JG:PAS- Simon Creighton

Simon Creighton

The prison law cuts are an ‘intensely political issue’, he said. ‘This is simply not about cost savings. The justice secretary has been clear that the underlying rationale for the changes are ideological.’

Putting the cuts to legal aid for prison law in context, Creighton reminded the debate’s attendees that the first Transforming Legal Aid government consultation received over 16,000 responses – ‘not just from people who might have a vested interest, but also from state agencies such as the parole board.’ ‘Not one of them supported the changes,’ said Creighton.

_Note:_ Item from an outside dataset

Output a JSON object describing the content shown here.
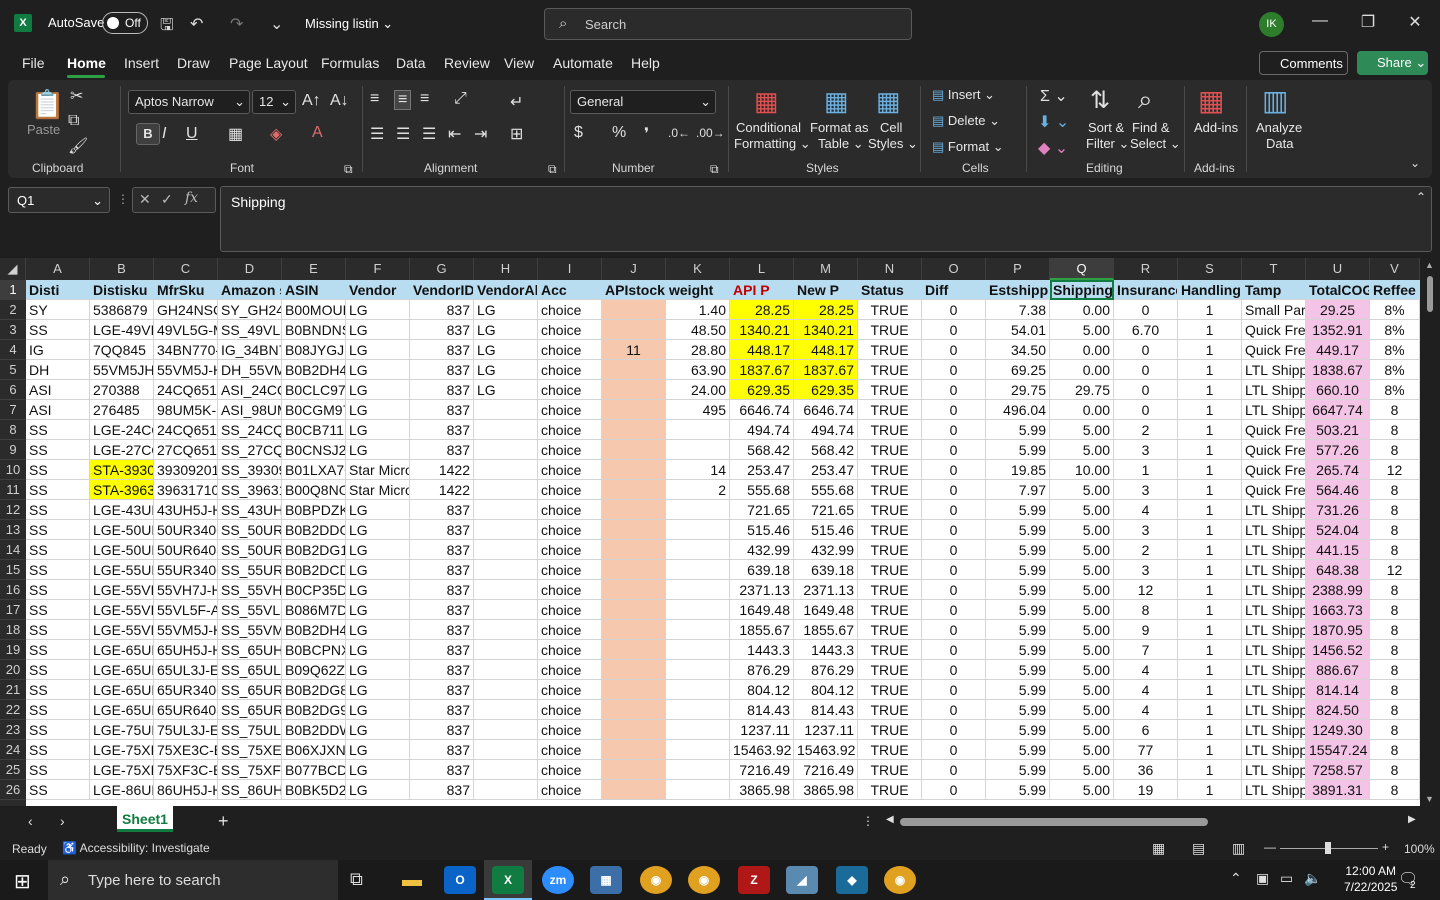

‘A prisoner, as a result of being in prison, is peculiarly vulnerable to arbitrary and unlawful action,’ added Creighton, quoting Lord Woolf in his 1991 report on Prison Disturbances. ‘Prisoners have forfeited their liberty; they are in a situation of powerlessness where they depend on the authorities to provide for their fundamental needs. The right of prisoners to have access to a lawyer is an essential right the state has to uphold,’ he added.

What’s not to love?
Chair of the Legal Aid Practitioners’ Group, Carol Storer, told the debate that putting forward the rule of law as a fundamental for economic growth is an argument that needs to be developed. ‘Why would you want to do business with a country that isn’t abiding the rule of law?’ she asked.

‘Could you take civil legal aid away? Maybe you could, but I would ask: “why would you want to?”’ said Storer. ‘Every time someone is homeless it costs the state £23,000, but for a few hundred pounds, early advice can stop them being homeless.’

‘It is hard to think of a way of protecting the rule of law with the civil legal aid cuts that have been introduced,’ added Storer, arguing that civil legal aid practitioners ‘provide a lifeline for very vulnerable people.’

‘Legal aid lawyers work exceptionally hard, providing an excellent service, at ridiculously low rates,’ concluded Storer. ‘What’s not to love about that?’